However, those seemingly petty nuisances can have fatal consequences in an ecosystem that is teeming with sea life. Take what happened yesterday near South Padre Island, when a team from SeaWorld San Antonio, SeaWorld Orlando and the Texas Marine Mammal Stranding Network were finally able to capture a dolphin who has been tangled in three pounds of monofilament fishing line, lead weights, hooks and other fishing gear for weeks, likely saving the cetacean's life.
Scarlet Colley, a longtime Port Isabel resident who has monitored the pod of dolphins that live around South Padre Island for two decades, first spotted the endangered dolphin, who has been named Tango, a few weeks ago. "Every day we see her slowly moving around begging for fish from fishing boats until she can be rescued as fishing on her own is difficult for her to move around," Colley wrote on a gofundme page set up to raise cash for the Texas Marine Mammal Stranding Network's effort to save Tango.
Feeding dolphins is extremely dangerous for the species because they are incredibly intelligent and learn to associate people with food, placing them in danger of boats and fishing gear. And rescuing the tangled Tango was no easy feat. "This will involve bringing in boats, vets and rescue specialists," Colley wrote. "Your donation will help cover the costs to save Tango as boats have to be brought in from as far away as Florida that specialize in safe marine mammal rescues."
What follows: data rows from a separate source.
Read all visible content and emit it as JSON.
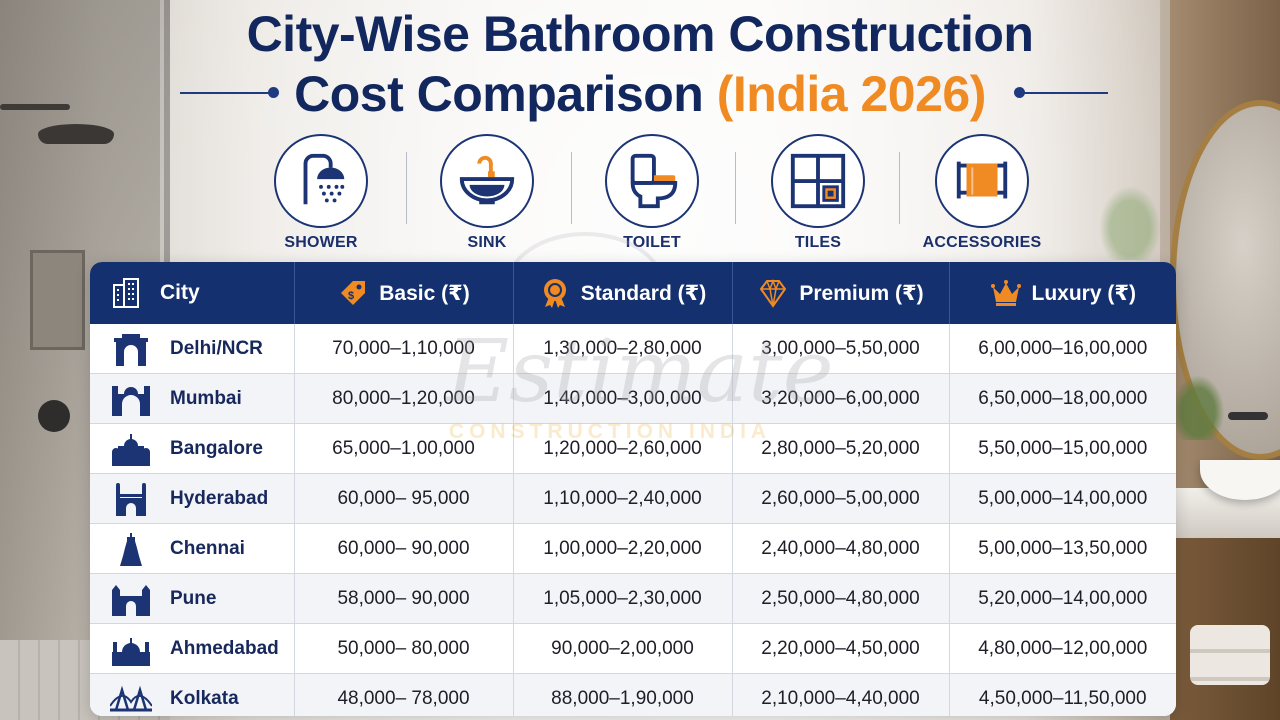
{
  "header": {
    "title_line1": "City-Wise Bathroom Construction",
    "title_line2": "Cost Comparison",
    "title_accent": "(India 2026)"
  },
  "icons": [
    {
      "label": "SHOWER",
      "icon": "shower-icon"
    },
    {
      "label": "SINK",
      "icon": "sink-icon"
    },
    {
      "label": "TOILET",
      "icon": "toilet-icon"
    },
    {
      "label": "TILES",
      "icon": "tiles-icon"
    },
    {
      "label": "ACCESSORIES",
      "icon": "towel-rack-icon"
    }
  ],
  "table": {
    "headers": {
      "city": "City",
      "basic": "Basic (₹)",
      "standard": "Standard (₹)",
      "premium": "Premium (₹)",
      "luxury": "Luxury (₹)"
    },
    "rows": [
      {
        "city": "Delhi/NCR",
        "basic": "70,000–1,10,000",
        "standard": "1,30,000–2,80,000",
        "premium": "3,00,000–5,50,000",
        "luxury": "6,00,000–16,00,000"
      },
      {
        "city": "Mumbai",
        "basic": "80,000–1,20,000",
        "standard": "1,40,000–3,00,000",
        "premium": "3,20,000–6,00,000",
        "luxury": "6,50,000–18,00,000"
      },
      {
        "city": "Bangalore",
        "basic": "65,000–1,00,000",
        "standard": "1,20,000–2,60,000",
        "premium": "2,80,000–5,20,000",
        "luxury": "5,50,000–15,00,000"
      },
      {
        "city": "Hyderabad",
        "basic": "60,000– 95,000",
        "standard": "1,10,000–2,40,000",
        "premium": "2,60,000–5,00,000",
        "luxury": "5,00,000–14,00,000"
      },
      {
        "city": "Chennai",
        "basic": "60,000– 90,000",
        "standard": "1,00,000–2,20,000",
        "premium": "2,40,000–4,80,000",
        "luxury": "5,00,000–13,50,000"
      },
      {
        "city": "Pune",
        "basic": "58,000– 90,000",
        "standard": "1,05,000–2,30,000",
        "premium": "2,50,000–4,80,000",
        "luxury": "5,20,000–14,00,000"
      },
      {
        "city": "Ahmedabad",
        "basic": "50,000– 80,000",
        "standard": "90,000–2,00,000",
        "premium": "2,20,000–4,50,000",
        "luxury": "4,80,000–12,00,000"
      },
      {
        "city": "Kolkata",
        "basic": "48,000– 78,000",
        "standard": "88,000–1,90,000",
        "premium": "2,10,000–4,40,000",
        "luxury": "4,50,000–11,50,000"
      }
    ]
  },
  "watermark": {
    "main": "Estimate",
    "sub": "CONSTRUCTION INDIA"
  },
  "colors": {
    "navy": "#14306f",
    "accent_orange": "#f08a22"
  }
}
The efforts paid off. The team was able to catch Tango, remove the fishing gear, provide medical care and return it back to the wild all on Monday morning. "Tango has become a bit of a local celebrity as the community pulled together on his behalf but it will be important that the dolphin be left to feed naturally in the wild and not fed by humans," the Texas Marine Mammal Stranding Network wrote on Facebook.
And the more than $5,000 Colley raised, two grand passed her goal, will likely help other dolphins who find themselves in dangerous circumstances. "This money not only helped Tango but the many other dolphins that the Texas Marine Mammal Stranding Network helps to save. Some that require day and night care for weeks and sometimes months," Colley wrote. "Tango was successfully rescued, detangled of many pounds of fishing line and in good enough health to release. This is our third dolphin that they have come to rescue and all are living healthy in the Laguna Madre Bay of South Padre Island."